NEW regulations and fee requirements will be put into effect for the Cache Creek high banking area.
For those of you who would like to do some research on the different areas of Colorado, here are a couple of resource links to the BLM that you might need. The first is the home page of the BLM. When you get there, you will need to click on the state you are interesting in getting information on. www.blm.gov . The website address for the LR200 is www.blm.gov/lr2000 where you can look up claim information using the claim name and range township and section, and the geo-communicator can be found at www.blm.gov/geocommunicator where you can look up the maps. These two sites can be hard to get around on the first time through, so be prepared to spend some time and more than once to figure out how to access the various sections.
A word about High Altitudes
Many of the gold bearing areas in Colorado are at altitudes above 9,000 feet and some precautions should be adhered to when venturing up that high if you are from an area of the country below 5,000 feet in elevation.

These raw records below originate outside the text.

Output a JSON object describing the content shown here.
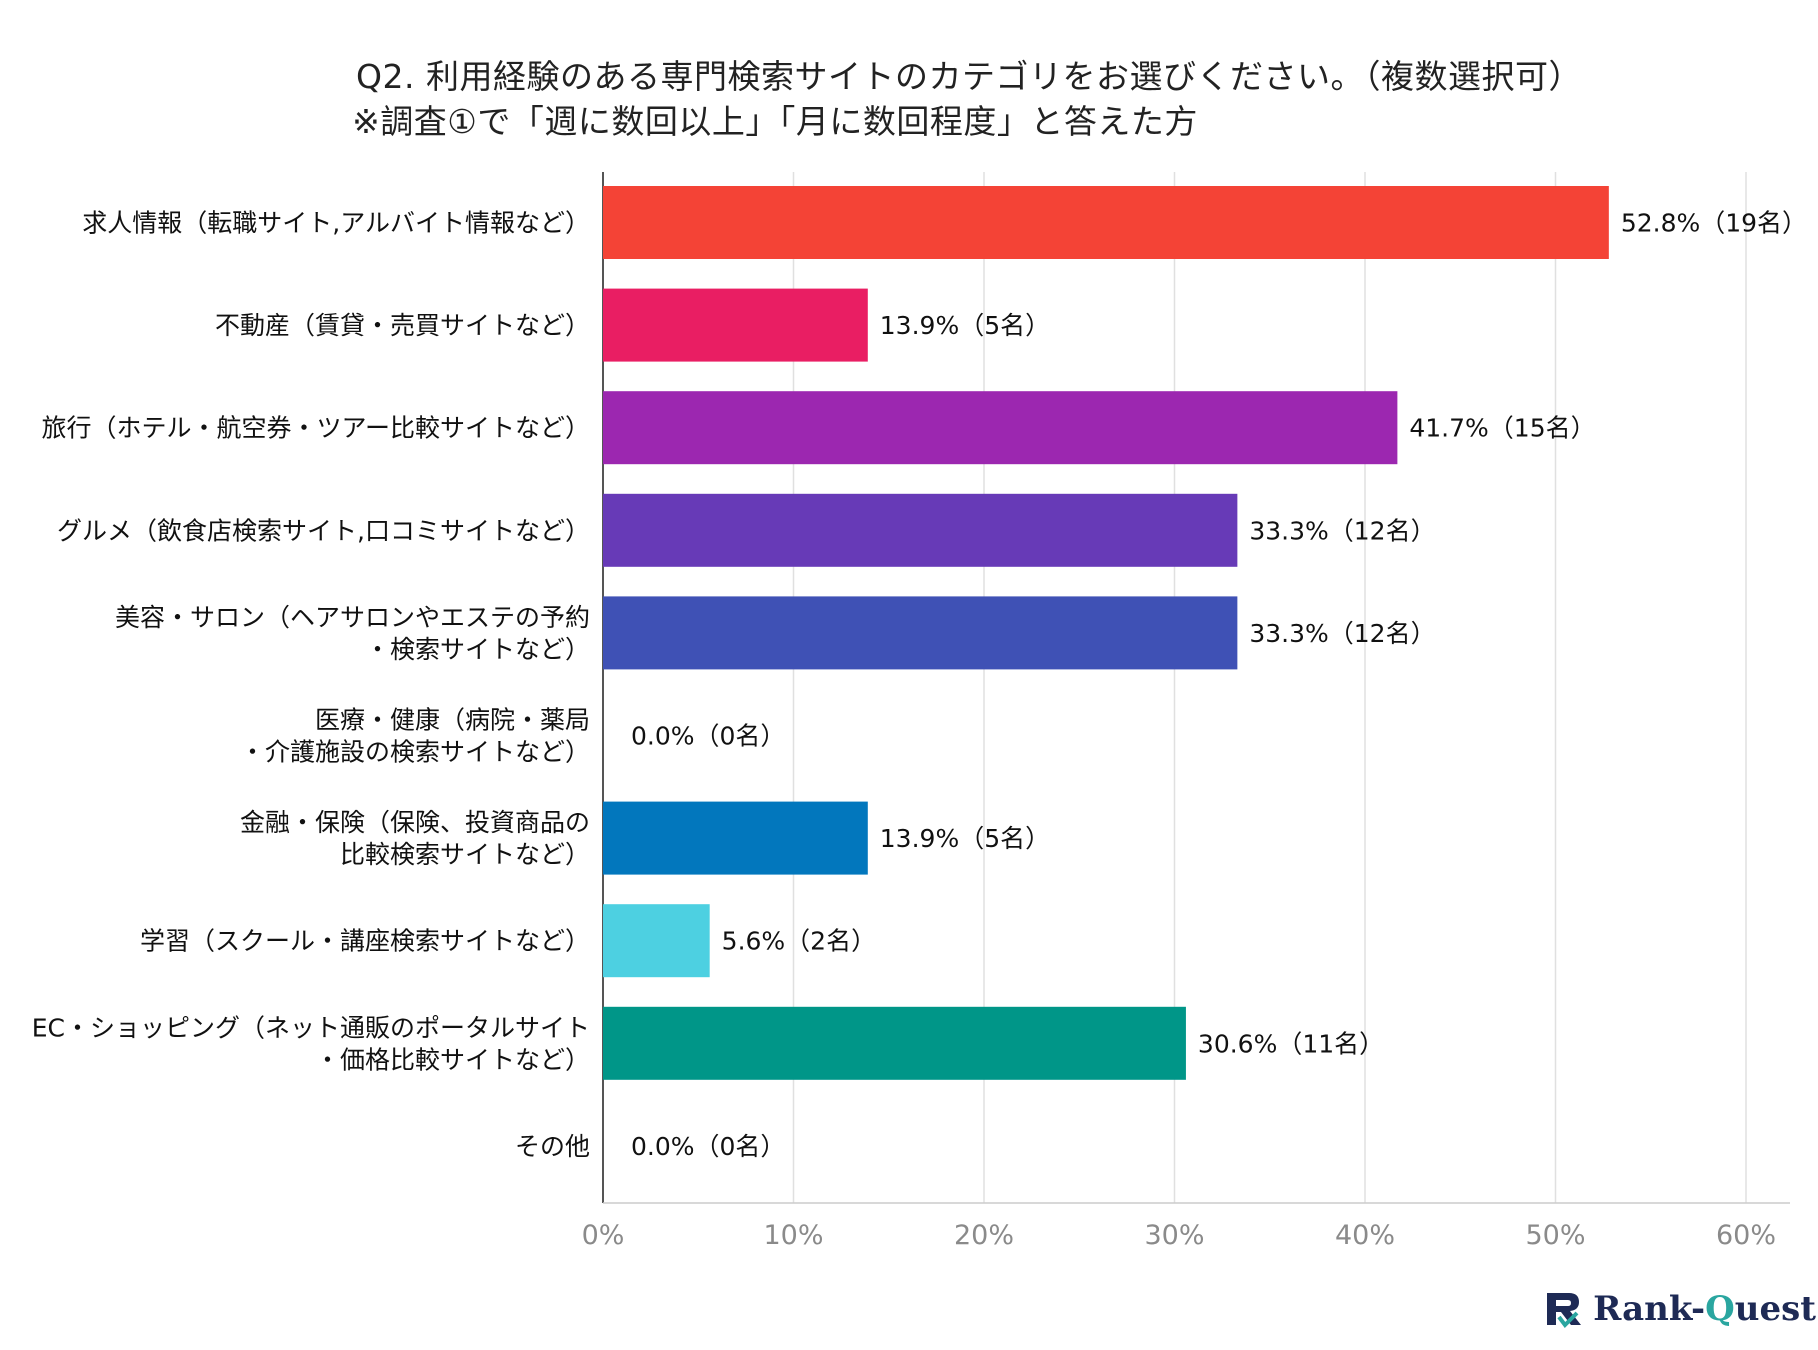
{
  "title": {
    "line1": "Q2. 利用経験のある専門検索サイトのカテゴリをお選びください。（複数選択可）",
    "line2": "※調査①で「週に数回以上」「月に数回程度」と答えた方"
  },
  "chart_data": {
    "type": "bar",
    "orientation": "horizontal",
    "xlim": [
      0,
      60
    ],
    "x_ticks": [
      "0%",
      "10%",
      "20%",
      "30%",
      "40%",
      "50%",
      "60%"
    ],
    "grid": true,
    "categories": [
      [
        "求人情報（転職サイト,アルバイト情報など）"
      ],
      [
        "不動産（賃貸・売買サイトなど）"
      ],
      [
        "旅行（ホテル・航空券・ツアー比較サイトなど）"
      ],
      [
        "グルメ（飲食店検索サイト,口コミサイトなど）"
      ],
      [
        "美容・サロン（ヘアサロンやエステの予約",
        "・検索サイトなど）"
      ],
      [
        "医療・健康（病院・薬局",
        "・介護施設の検索サイトなど）"
      ],
      [
        "金融・保険（保険、投資商品の",
        "比較検索サイトなど）"
      ],
      [
        "学習（スクール・講座検索サイトなど）"
      ],
      [
        "EC・ショッピング（ネット通販のポータルサイト",
        "・価格比較サイトなど）"
      ],
      [
        "その他"
      ]
    ],
    "values": [
      52.8,
      13.9,
      41.7,
      33.3,
      33.3,
      0.0,
      13.9,
      5.6,
      30.6,
      0.0
    ],
    "data_labels": [
      "52.8%（19名）",
      "13.9%（5名）",
      "41.7%（15名）",
      "33.3%（12名）",
      "33.3%（12名）",
      "0.0%（0名）",
      "13.9%（5名）",
      "5.6%（2名）",
      "30.6%（11名）",
      "0.0%（0名）"
    ],
    "colors": [
      "#f44336",
      "#e91e63",
      "#9c27b0",
      "#673ab7",
      "#3f51b5",
      "#2196f3",
      "#0277bd",
      "#4dd0e1",
      "#009688",
      "#4caf50"
    ]
  },
  "logo": {
    "text_main": "Rank-",
    "text_accent": "Q",
    "text_rest": "uest"
  }
}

First, you must see to it that you keep hydrated in the Rocky Mountains. Dehydration occurs very quickly in the hot dry air here, and that, coupled with many other circumstances, can cause stress on your whole body. Hydration means WATER, not caffeinated drinks, coffee or alcohol, which can make the problem worse. You will usually need one to three days to acclimate, so go slowly and try not to overdo. Sleeping can be a problem for some people until they get used to the altitude. If at all possible, sleep at a lower altitude than you are in all day long.
This is by no means a medical recommendation for anyone, however, over the years some of the problems people can have with the altitude, I have seen and so, I am compelled to offer these words of caution to those of you who may never have been in Colorado before. Denver, The Mile High City is a great place to begin your adventure and also to begin getting used to the change in altitude. Enjoy your stay!